- Obviously AI offers affordable, easy-to-use AI features, while DataRobot offers a pricier set of features for technical enterprises.
- Obviously AI is built for non-technical people who want analytics in clicks, while DataRobot is geared to a more technical audience.
It seems like there’s a new Business Intelligence or analytics tool coming out every day. There are BI offerings from Amazon (QuickSight), Microsoft (Power BI), Google (Looker), SalesForce (Tableau), and more.
To get the best bang for your buck, and equip your organization with the analytics tools it needs to succeed, it’s important to get the right tool for you specifically. There’s no “one-size-fits-all” solution, which is why many teams find themselves comparing DataRobot and Obviously AI when looking for the right predictive analytics tool.
DataRobot is an enterprise AI platform. As DataRobot writes, they’re “tailored for AI creators, operators, and consumers.” Prioritizing AI in their target audience shows that they’re not quite geared towards non-technical professionals.
We’ll also see that the “enterprise” offerings come at quite a steep cost — even to the extent that it’d often be cheaper to hire a data scientist.
In contrast, Obviously AI specializes in affordable no-code AI that can be built in minutes. With a focus on predictive analytics, you can use Obviously AI to build AI models for tabular data in clicks.
DataRobot isn’t very open about their pricing, requiring you to request a quote. That said, they write that the “standard contract length is three years,” and we can see on the AWS marketplace that DataRobot’s managed cloud AutoML comes in at $98,000 a year.
That implies a bare minimum contract price of $294,000 — pricier even than hiring a data scientist.
Obviously AI goes as low as $75/month for the Basic plan, but that doesn’t include Pro features like importing from databases and apps, REST API access, manual model selection, and automatic updates. A fairer comparison is Obviously AI’s Pro plan, which is $145/month or $1,740 a year, which can be used by up to 10 users, while the Pro Plus plan is extendable to unlimited users.

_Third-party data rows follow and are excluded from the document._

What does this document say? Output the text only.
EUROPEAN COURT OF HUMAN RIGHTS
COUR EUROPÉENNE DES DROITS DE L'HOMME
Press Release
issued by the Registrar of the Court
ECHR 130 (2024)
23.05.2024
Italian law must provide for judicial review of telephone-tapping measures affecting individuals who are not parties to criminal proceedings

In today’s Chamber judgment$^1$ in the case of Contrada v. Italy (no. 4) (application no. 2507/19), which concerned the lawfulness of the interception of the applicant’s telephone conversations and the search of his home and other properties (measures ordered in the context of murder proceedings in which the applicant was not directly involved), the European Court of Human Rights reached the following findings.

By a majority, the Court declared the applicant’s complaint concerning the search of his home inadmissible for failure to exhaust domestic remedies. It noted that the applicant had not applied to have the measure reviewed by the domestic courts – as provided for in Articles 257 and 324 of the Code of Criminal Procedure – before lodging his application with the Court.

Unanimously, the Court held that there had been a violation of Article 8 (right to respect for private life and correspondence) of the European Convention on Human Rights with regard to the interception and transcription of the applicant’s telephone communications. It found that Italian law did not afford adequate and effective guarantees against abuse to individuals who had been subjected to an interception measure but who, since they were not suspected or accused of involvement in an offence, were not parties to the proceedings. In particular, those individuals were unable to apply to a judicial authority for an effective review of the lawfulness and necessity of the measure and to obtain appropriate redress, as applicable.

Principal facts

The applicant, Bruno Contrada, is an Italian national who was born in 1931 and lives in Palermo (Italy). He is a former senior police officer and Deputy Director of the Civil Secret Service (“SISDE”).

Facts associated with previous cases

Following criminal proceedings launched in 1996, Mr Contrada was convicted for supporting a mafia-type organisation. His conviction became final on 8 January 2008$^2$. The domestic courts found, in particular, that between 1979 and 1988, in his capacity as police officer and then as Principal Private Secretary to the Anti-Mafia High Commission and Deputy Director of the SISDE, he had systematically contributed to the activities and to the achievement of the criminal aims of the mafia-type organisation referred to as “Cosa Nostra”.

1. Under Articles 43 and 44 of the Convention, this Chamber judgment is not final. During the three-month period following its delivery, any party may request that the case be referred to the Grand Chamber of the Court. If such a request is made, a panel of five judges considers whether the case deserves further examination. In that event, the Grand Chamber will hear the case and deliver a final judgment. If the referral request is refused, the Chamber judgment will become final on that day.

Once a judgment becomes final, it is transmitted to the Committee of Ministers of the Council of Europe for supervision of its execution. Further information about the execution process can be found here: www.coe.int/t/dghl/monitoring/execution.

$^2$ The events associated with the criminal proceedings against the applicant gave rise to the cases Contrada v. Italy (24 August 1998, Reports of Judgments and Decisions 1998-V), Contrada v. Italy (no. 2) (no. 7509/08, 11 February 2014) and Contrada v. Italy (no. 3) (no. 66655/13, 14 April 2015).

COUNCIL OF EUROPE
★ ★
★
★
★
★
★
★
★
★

Obviously AI’s plan is cancellable at any time, which means your lowest contract price comes in at $75, compared to over a quarter-million-dollars for a 3-year DataRobot AWS contract.
DataRobot comes with a relatively complicated and extensive model building process, as seen in their lengthy FAQ.
While there’s no “one-click” or effortless solution with DataRobot, users get an in-depth set of features to experiment with. Keep in mind that, for the average user, many of these features won’t make a lot of sense (e.g. “Mean Absolute Error-Minimizing Weighted Average Blend w/ L1 Penalty”), but if you’re highly-technical, these can add value.
Obviously AI offers a 14-day free trial, which gives you full access to the tool. You can immediately connect data, build an AI model, and deploy it in clicks. After the 14-day trial, you can keep using it by paying for the Basic plan, the Pro plan, or a custom Pro Plus plan.
Both DataRobot and Obviously AI have invested heavily in integrations, especially in comparison to tools like Power BI, which has relatively few integration options.
DataRobot largely refers to its integration ecosystem as “Technology Partners,” which includes Alteryx, AWS, Cloudera, ThoughtSpot, and others.
Obviously AI also offers a rich integration ecosystem, including an extremely simple REST API. If you’re less technical, you may want to use the Zapier integration. This is just scratching the surface, and Obviously AI offers many more integrations, including (some are in development) with Airtable, Amazon RedShift, Box, Chartio, Dropbox, Google Analytics, Google BigQuery, HubSpot, Kaggle, Mode, Shopify, Snowflake, Tableau, Typeform, and others.
If your key goal is creating Business Intelligence dashboards, then you might want to check out our guide on Power BI. Neither DataRobot nor Obviously AI are primarily focused on dashboards, though they both offer visualization features.
DataRobot has a starter kit for Tableau to make visualizations, as well as its own machine learning dashboards. Obviously AI’s version of a dashboard also relates more to Artificial Intelligence models, and less to the traditional Business Intelligence visualizations.
Both DataRobot and Obviously AI offer sharing features, but DataRobot report sharing functionality seems to be quite limited, as you can also share projects with people also using DataRobot.
With Obviously AI, a shareable report can be made in a single click, accessible to anyone, anywhere, even without an Obviously AI account.
When comparing DataRobot and Obviously AI, there’s no clear winner, per se. If NLP and OCR are must-haves, and you’re part of a more technical, deep-pocketed organization, then DataRobot Designer is likely the way to go.
If you’re looking for advanced analytics and AI functionality, but aren’t willing or able to shell out likely over $100,000 a year, then Obviously AI is the way to go.